The first set of blueprints had taken almost six months, and even with the cashflow he'd still neglected himself. The money piled up in his account for a rainy day, and he kept vampire hours - measuring and measuring and drawing and thinking at his best once the sun went down and he was squinting under the buzzing glow of his desk lamp. His fridge mostly remained empty because when Kame had work, real work, it was way too damn easy to get lost in it.

He'd had to put a brand new notch in his belt when he finally brought the completed plans to the meet-up. The man had been nondescript as Kame believed most government agents to be, puffing away on a rolled cigarette as he examined Kame's work. "We'll be in touch."

It was easy to feel pride then, knowing that he'd worked his ass off so those who threatened the nation's peace would be dealt with. Kame knew every duct, every wall, every square inch of the place they were going to build.

They came for him in the night eight months later, hauling him out of bed, a quick punch to the gut more than enough to silence his protests. They blindfolded and gagged him and drove for what seemed like an eternity. It might have been quicker to have just put a bullet between his eyes, but maybe they thought it was more fun this way.

When he woke, every angle, every corner, every inch of the room he found himself in was of his own design. He still didn't know if they were government or something else, but now that he was in, it didn't really matter.

He'd done a fantastic job, he realized as he opened the door and looked into the stark, whitewashed "common room." He'd added it to the holding block design almost as an afterthought when they'd implied that even anthills had rooms for different purposes.

He'd designed the perfect prison. And now he was a prisoner himself.

--

He only knew the blueprints. So whatever they'd decided to use the place for was something he got an education in fairly quickly. The holding block rooms themselves had no locks and were each sparsely furnished with a futon and tatami mats, cut to the specifications Kame had envisioned.

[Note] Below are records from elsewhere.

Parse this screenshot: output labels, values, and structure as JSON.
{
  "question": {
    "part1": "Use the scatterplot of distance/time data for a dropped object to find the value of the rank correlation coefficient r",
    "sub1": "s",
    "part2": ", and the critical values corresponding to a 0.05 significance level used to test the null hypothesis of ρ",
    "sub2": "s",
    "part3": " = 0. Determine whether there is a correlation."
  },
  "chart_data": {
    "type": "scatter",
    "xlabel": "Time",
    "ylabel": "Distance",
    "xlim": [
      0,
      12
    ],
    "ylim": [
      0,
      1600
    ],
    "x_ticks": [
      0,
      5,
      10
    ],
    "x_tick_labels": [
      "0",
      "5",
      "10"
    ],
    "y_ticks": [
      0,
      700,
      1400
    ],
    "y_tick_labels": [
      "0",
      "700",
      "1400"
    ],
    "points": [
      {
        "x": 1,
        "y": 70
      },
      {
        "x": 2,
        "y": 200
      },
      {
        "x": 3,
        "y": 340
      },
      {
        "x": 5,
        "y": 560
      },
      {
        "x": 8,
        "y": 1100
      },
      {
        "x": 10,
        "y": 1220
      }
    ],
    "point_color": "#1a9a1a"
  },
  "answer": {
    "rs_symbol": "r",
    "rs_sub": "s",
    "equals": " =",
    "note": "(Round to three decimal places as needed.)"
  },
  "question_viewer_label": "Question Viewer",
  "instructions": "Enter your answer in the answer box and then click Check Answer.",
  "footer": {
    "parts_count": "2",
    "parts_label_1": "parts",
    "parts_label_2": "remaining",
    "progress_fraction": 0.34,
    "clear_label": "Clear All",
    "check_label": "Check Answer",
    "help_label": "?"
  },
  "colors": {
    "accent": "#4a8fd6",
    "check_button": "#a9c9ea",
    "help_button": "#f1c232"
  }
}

Everything else furniture-wise in the place was bolted down, from the dining tables and benches in the common room to the sconces on the wall.

It was the other floors that mattered, the places to drive them mad. They'd had him plan the duct work in a certain way, so that whatever was happening to someone in one of the chambers below could be heard in every room in the holding block. So it didn't matter that he couldn't lock his door for privacy. It didn't matter that he had a comfortable enough futon. The acoustics were phenomenal. His professors at university would have praised him.

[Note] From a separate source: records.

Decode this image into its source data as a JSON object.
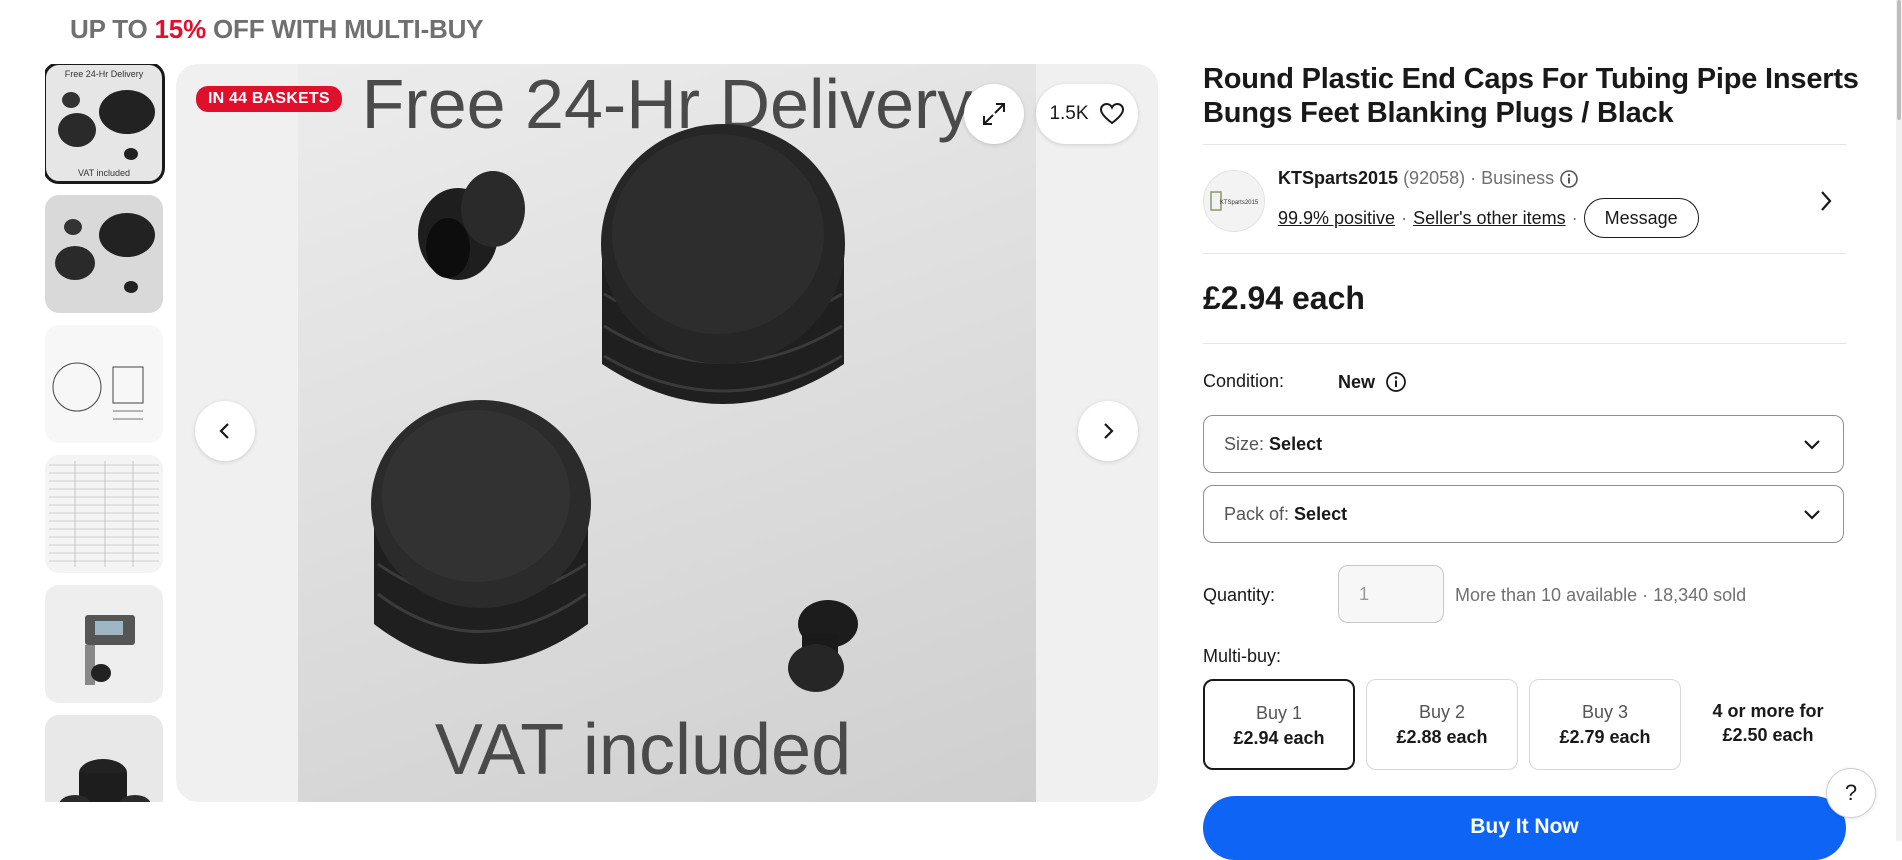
{
  "promo": {
    "prefix": "UP TO ",
    "highlight": "15%",
    "suffix": " OFF WITH MULTI-BUY"
  },
  "gallery": {
    "badge": "IN 44 BASKETS",
    "watch_count": "1.5K",
    "image_text_top": "Free 24-Hr Delivery",
    "image_text_bottom": "VAT included"
  },
  "thumbs": {
    "thumb1_top": "Free 24-Hr Delivery",
    "thumb1_bottom": "VAT included"
  },
  "product": {
    "title": "Round Plastic End Caps For Tubing Pipe Inserts Bungs Feet Blanking Plugs / Black"
  },
  "seller": {
    "logo_text": "KTSparts2015",
    "name": "KTSparts2015",
    "feedback_count": "(92058)",
    "sep": "·",
    "type": "Business",
    "positive": "99.9% positive",
    "other_items": "Seller's other items",
    "message_label": "Message"
  },
  "price": "£2.94 each",
  "condition": {
    "label": "Condition:",
    "value": "New"
  },
  "size_select": {
    "label": "Size:",
    "value": "Select"
  },
  "pack_select": {
    "label": "Pack of:",
    "value": "Select"
  },
  "quantity": {
    "label": "Quantity:",
    "value": "1",
    "availability": "More than 10 available · 18,340 sold"
  },
  "multibuy": {
    "label": "Multi-buy:",
    "options": [
      {
        "qty": "Buy 1",
        "price": "£2.94 each"
      },
      {
        "qty": "Buy 2",
        "price": "£2.88 each"
      },
      {
        "qty": "Buy 3",
        "price": "£2.79 each"
      }
    ],
    "more_line1": "4 or more for",
    "more_line2": "£2.50 each"
  },
  "buy_now": "Buy It Now",
  "help": "?",
  "colors": {
    "accent_red": "#e0102c",
    "primary_blue": "#0e64f5",
    "text": "#191919",
    "muted": "#707070"
  },
  "icons": [
    "expand-icon",
    "heart-icon",
    "chevron-left-icon",
    "chevron-right-icon",
    "info-icon",
    "chevron-down-icon"
  ]
}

Kame had done a perfect job, so from lights out every night he could hear the begging. The screams. He could hear it all just so perfectly, and no amount of holding the blanket over his head could muffle it entirely.

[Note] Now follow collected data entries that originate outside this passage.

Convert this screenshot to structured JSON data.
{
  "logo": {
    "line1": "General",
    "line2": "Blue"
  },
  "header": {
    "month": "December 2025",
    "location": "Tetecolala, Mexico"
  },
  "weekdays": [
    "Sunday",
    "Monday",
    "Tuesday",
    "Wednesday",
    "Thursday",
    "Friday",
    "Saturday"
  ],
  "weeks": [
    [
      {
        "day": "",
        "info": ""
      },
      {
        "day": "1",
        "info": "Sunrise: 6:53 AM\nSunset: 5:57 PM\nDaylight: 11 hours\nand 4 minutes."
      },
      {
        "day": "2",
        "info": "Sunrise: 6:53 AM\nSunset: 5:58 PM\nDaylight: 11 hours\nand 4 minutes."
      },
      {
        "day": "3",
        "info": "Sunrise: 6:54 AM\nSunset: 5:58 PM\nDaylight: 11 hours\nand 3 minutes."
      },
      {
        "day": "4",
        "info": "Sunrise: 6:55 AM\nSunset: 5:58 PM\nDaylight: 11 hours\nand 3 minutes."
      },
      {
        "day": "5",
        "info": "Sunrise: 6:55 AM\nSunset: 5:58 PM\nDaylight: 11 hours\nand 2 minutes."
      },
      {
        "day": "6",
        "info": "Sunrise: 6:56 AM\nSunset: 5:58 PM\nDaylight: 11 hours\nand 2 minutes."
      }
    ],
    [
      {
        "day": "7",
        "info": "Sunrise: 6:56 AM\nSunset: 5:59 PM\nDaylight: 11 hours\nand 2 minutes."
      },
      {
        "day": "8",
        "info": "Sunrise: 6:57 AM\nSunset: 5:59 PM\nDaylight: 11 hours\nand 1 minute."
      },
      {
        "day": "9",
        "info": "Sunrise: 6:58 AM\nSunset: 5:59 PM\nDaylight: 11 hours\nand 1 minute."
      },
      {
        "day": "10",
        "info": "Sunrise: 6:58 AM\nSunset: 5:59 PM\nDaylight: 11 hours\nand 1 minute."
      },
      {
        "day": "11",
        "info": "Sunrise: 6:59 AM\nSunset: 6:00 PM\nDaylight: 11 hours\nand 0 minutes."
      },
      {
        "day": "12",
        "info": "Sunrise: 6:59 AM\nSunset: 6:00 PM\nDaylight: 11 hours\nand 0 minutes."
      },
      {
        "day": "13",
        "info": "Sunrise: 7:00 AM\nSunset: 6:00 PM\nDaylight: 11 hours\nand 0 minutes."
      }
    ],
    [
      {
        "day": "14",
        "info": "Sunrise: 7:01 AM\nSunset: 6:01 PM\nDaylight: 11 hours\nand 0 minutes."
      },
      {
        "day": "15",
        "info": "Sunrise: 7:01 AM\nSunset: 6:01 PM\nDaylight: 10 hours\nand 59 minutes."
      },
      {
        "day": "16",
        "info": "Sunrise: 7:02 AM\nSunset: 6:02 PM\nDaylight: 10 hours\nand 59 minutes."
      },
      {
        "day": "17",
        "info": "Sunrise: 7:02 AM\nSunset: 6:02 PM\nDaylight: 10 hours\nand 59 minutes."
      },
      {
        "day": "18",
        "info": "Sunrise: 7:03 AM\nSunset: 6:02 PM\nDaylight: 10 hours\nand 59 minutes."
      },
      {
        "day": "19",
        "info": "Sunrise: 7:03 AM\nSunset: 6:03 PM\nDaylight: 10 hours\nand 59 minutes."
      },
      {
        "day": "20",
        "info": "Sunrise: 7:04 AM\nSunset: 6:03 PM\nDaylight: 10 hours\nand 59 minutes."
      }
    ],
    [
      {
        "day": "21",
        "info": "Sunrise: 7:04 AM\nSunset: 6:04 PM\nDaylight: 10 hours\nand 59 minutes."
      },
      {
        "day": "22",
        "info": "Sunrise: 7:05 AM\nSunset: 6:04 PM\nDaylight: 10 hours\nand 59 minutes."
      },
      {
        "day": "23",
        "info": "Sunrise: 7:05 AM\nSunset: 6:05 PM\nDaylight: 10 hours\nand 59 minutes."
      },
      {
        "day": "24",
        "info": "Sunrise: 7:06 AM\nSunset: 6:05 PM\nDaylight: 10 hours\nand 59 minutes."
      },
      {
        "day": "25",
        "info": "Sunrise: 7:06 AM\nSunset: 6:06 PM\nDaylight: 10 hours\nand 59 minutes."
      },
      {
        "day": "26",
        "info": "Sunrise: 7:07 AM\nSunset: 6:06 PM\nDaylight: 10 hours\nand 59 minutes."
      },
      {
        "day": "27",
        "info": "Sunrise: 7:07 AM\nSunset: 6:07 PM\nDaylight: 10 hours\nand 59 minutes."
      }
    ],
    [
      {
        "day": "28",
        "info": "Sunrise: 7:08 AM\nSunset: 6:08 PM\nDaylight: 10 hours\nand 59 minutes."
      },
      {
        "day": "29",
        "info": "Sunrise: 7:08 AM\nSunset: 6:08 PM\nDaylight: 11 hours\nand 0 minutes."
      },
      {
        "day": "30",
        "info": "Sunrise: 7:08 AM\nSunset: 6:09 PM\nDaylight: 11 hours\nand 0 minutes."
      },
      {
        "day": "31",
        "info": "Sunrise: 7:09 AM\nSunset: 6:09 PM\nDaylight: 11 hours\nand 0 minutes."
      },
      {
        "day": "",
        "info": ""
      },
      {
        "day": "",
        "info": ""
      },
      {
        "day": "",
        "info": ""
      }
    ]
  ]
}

The system was random enough. He'd already been there a week and had yet to be chosen. Of the twenty rooms in the holding block, fourteen were occupied. There was no such thing as making friends. There was just the long tables where they ate, the long hours in silence waiting to see if tonight was the night.

He didn't ask anyone why they were there. Maybe whatever kind of torture was happening on the other floors was a punishment for talking with each other, for plotting. Kame had never made friends easily anyway, and with the sullen gazes and jittery nerves of the other men in the common room, befriending them would just be another weakness. If he didn't really care about them, he wouldn't care what their jailers were doing to them when the lights went out.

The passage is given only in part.